P=NP Problem Linked To The Quantum Nature Of The Universe - kentuckyfc
https://medium.com/the-physics-arxiv-blog/7ef5eea6fd7a

======
danpalmer
I wonder then how this reconciles with the theories that the universe is in
fact being simulated in a computer.

It sounds like a crazy theory, and quite possibly is, but it's a thought
experiment, or at least an idea that I've seen physicists come back to time
and time again. Apparently it's a distinct possibility, and would actually fit
very well with a few recent discoveries about the nature of fundamental laws.
(Note I'm writing this from a layman's point of view, I know very little about
this subject.)

This discovery, if true, might imply that, if the universe is being simulated
in a computer, it might be a P≠NP might be a fundamental law of the meta-
universe, or a property of the computer itself, maybe even an optimisation,
and that over a certain size of object, it stops calculating quantum states.

This link might not exist, I might just be failing to understand the theories
involved, but I find it an interesting thing to think about nonetheless.

------
robitor
I don't understand the connection made here, because calculating the quantum
state is NP-hard and is very time consuming, the object cannot exist in the
universe? How is that preventing the macroscopic system from existing? How
does the complexity class have anything to do with the real world?

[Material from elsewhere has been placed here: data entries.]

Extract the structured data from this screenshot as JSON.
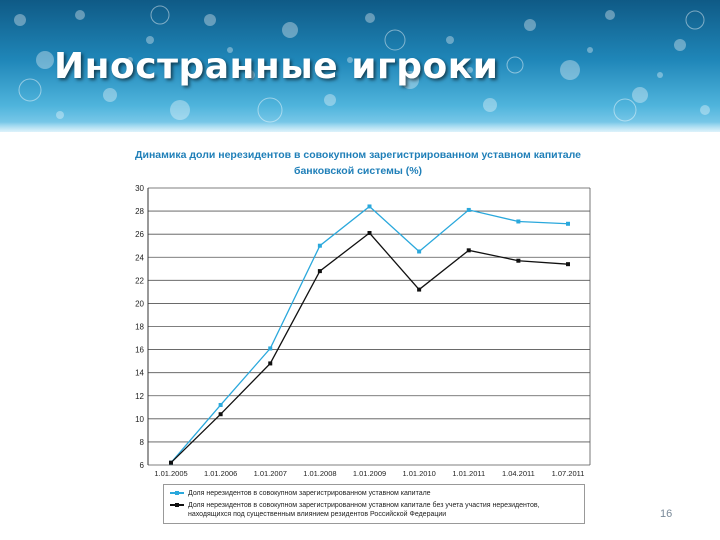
{
  "slide": {
    "title": "Иностранные игроки",
    "page_number": "16"
  },
  "colors": {
    "series1": "#2aa8dc",
    "series2": "#111111",
    "grid": "#555555",
    "chart_title": "#1f7fb8"
  },
  "chart_data": {
    "type": "line",
    "title": "Динамика доли нерезидентов в совокупном зарегистрированном уставном капитале банковской системы (%)",
    "xlabel": "",
    "ylabel": "",
    "categories": [
      "1.01.2005",
      "1.01.2006",
      "1.01.2007",
      "1.01.2008",
      "1.01.2009",
      "1.01.2010",
      "1.01.2011",
      "1.04.2011",
      "1.07.2011"
    ],
    "ylim": [
      6,
      30
    ],
    "yticks": [
      6,
      8,
      10,
      12,
      14,
      16,
      18,
      20,
      22,
      24,
      26,
      28,
      30
    ],
    "grid": true,
    "legend_position": "bottom",
    "series": [
      {
        "name": "Доля нерезидентов в совокупном зарегистрированном уставном капитале",
        "color": "#2aa8dc",
        "values": [
          6.2,
          11.2,
          16.1,
          25.0,
          28.4,
          24.5,
          28.1,
          27.1,
          26.9
        ]
      },
      {
        "name": "Доля нерезидентов в совокупном зарегистрированном уставном капитале без учета участия нерезидентов, находящихся под существенным влиянием резидентов Российской Федерации",
        "color": "#111111",
        "values": [
          6.2,
          10.4,
          14.8,
          22.8,
          26.1,
          21.2,
          24.6,
          23.7,
          23.4
        ]
      }
    ]
  }
}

For example, a shortest path problem in the real world does not have any use
for complexity theory: [http://www.johnmurray.io/log/2012/07/10/Real-World-
Shortest-...](http://www.johnmurray.io/log/2012/07/10/Real-World-Shortest-
Path.md)

------
Houshalter
This strikes me as completely wrong. Who is to say there is an upper limit on
how big the computer running the universe can be, or that it has to be Turing
complete?

And why on Earth would that imply the laws of physics would work differently
at different scales. "Scale" is just an abstraction we use to make sense of
things, not a fundamental property of the universe (so far as I know.) If you
zoom out of Conway's game of life enough, everything looks completely
different as if it was operating by a different set of rules.